でも、私の記憶にある限り、中西さんがこの曲を歌わ
なかったことは1度もない。聞き手の気持ちをしっかりと
理解している中西さんだと改めて感謝。

ラストは「歓送の歌」(詞・曲:小椋佳氏)。「来てくれて
ありがとう、また来て下さい」という意味なのだろうか。この
曲を聞いていると「あぁ、今日のライブも終わりだ」と思うし、
「またこうして中西さんの歌を聞きに行きたいな」とも思う。

中西さんの歌は、カラオケでよく歌われる。

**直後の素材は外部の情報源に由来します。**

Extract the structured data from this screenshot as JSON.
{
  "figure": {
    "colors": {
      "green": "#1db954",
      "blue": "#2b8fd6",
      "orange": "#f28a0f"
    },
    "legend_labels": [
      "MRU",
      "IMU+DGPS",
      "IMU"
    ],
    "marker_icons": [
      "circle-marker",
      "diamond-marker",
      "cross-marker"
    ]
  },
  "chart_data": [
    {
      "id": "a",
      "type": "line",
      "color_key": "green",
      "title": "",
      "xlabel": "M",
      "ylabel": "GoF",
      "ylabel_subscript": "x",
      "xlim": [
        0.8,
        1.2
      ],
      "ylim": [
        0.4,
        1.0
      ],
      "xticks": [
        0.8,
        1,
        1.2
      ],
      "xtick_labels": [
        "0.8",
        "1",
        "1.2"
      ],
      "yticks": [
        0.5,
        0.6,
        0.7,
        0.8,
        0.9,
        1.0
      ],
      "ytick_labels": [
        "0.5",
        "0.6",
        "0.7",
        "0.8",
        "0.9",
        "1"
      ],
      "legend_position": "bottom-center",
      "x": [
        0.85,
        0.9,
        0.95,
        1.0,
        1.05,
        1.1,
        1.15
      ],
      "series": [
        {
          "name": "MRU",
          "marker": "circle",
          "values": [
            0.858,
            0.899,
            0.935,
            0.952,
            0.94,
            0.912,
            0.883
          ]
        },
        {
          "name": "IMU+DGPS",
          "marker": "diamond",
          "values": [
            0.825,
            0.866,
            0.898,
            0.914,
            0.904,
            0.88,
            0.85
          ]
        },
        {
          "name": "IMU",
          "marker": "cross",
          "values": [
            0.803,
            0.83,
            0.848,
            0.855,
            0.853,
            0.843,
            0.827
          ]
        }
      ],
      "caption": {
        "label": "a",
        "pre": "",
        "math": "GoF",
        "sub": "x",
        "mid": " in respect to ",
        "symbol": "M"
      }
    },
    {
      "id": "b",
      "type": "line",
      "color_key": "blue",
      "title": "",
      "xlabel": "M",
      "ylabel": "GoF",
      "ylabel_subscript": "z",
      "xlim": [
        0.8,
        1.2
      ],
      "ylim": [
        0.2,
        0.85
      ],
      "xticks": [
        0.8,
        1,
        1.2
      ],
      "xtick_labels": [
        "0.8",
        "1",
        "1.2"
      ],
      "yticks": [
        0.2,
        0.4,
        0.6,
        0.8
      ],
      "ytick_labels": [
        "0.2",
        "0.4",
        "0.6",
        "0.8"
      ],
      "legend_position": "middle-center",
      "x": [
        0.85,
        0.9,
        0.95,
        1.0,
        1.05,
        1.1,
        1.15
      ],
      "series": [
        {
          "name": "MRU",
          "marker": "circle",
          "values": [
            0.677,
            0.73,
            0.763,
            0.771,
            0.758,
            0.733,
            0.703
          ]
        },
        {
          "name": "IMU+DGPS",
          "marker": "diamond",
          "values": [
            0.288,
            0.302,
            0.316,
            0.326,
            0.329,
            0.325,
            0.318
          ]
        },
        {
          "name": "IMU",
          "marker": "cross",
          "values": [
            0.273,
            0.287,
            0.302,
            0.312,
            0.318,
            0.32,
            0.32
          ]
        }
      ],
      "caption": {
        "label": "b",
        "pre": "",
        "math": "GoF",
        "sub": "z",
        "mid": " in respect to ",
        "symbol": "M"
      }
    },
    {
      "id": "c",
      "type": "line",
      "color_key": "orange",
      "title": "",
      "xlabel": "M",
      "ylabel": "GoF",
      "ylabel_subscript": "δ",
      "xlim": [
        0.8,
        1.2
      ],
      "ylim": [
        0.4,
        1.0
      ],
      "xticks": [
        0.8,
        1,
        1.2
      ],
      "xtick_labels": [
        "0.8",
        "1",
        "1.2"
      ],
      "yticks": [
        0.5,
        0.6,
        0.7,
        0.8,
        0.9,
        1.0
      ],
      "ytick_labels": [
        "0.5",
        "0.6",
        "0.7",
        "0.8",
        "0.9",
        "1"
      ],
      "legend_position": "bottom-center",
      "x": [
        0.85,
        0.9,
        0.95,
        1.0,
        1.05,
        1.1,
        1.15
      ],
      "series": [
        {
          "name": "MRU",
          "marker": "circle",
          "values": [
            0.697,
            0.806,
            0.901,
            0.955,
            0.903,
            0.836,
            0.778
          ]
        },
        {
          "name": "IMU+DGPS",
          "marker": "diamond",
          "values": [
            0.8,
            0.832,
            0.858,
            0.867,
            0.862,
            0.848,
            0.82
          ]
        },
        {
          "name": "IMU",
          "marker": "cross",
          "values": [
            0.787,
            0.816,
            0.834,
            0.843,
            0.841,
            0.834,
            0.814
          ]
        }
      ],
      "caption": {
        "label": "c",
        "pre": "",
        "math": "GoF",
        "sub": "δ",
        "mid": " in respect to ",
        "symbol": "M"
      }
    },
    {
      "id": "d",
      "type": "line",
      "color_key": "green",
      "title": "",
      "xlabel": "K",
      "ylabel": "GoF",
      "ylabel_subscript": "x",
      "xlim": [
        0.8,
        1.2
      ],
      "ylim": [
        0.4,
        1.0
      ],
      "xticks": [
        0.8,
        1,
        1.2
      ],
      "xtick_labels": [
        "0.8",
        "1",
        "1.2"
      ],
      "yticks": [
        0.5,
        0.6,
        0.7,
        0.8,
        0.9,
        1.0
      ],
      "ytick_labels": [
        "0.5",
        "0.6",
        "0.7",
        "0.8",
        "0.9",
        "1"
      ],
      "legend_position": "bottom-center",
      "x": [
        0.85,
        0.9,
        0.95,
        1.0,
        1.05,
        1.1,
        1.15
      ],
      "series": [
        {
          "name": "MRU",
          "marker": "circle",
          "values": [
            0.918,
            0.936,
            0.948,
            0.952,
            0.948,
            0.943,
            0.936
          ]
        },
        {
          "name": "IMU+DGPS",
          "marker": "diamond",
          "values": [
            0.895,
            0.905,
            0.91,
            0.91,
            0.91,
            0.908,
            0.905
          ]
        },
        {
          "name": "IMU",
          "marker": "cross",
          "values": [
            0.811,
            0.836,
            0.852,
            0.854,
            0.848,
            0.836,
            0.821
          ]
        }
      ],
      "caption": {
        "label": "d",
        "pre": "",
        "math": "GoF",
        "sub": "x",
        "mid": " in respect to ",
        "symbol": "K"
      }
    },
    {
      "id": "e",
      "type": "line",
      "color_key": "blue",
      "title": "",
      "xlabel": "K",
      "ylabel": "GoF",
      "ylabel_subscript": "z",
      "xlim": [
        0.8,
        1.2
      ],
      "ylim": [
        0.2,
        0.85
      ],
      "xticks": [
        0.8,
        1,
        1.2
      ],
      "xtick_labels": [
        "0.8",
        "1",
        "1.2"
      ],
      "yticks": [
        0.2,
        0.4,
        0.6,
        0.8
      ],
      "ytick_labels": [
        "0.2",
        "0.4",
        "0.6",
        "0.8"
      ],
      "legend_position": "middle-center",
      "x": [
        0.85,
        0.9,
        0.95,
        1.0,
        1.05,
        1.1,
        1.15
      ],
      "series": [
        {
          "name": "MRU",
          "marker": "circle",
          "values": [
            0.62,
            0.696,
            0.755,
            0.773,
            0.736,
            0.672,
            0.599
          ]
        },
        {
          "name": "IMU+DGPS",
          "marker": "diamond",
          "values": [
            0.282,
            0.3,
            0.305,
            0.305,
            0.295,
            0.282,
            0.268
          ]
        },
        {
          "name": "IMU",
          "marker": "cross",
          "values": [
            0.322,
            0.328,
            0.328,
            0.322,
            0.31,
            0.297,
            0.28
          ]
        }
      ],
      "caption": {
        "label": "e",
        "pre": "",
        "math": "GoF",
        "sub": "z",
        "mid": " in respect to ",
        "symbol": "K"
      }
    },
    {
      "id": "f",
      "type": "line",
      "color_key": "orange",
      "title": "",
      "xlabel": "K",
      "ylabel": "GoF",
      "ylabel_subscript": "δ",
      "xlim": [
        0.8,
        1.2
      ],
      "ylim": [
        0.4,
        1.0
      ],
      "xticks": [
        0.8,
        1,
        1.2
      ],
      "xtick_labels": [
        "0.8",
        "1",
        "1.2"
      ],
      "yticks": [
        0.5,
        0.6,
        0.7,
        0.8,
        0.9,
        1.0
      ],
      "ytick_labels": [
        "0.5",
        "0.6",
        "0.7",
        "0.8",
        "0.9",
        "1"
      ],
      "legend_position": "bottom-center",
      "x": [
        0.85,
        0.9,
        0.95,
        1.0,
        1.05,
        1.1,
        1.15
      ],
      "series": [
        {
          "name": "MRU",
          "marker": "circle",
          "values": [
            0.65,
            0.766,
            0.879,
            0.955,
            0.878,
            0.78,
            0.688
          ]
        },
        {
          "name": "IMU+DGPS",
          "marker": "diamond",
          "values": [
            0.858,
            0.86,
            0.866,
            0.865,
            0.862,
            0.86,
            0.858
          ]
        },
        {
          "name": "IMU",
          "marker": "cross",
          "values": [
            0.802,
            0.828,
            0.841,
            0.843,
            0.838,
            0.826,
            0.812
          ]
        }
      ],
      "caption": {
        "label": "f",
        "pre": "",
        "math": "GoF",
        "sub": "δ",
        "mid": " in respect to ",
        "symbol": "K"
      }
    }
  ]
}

技術が卓越して
いて、魂のこもった中西さんの歌は、多くの同性の心を
がっちりつかんでいるのだろう。そう、まるで伊勢正三さん
ギターのように。異性のファンをつかむより、これは実は
大変なこと。中西さんにとっても同性のファンが増えるのは、
とても嬉しいのではないだろうか。

中西さんもこの日言われていたが、CDを心待ちにしている
ファンはたくさんいる。彼の歌がひとりでも多くの人のもとに
届くよう、web販売など手段を駆使して、事務所は真剣に
彼のCDを売ることを考えてほしい。フルアルバムでなくても、
ミニアルバムでもいい。「最後の雨」2005ヴァージョンの
セルフカバーを入れてもいい。絶対に近いうちにCDを私たち
ファンの前に届けてほしい。

そして、今日のような素晴らしいコンビでのピアノ・ライブも、
絶対また聞いてみたい。そう思いながら、私は、普段よりも
一段と静かな青山通りを、家路へと急いだ。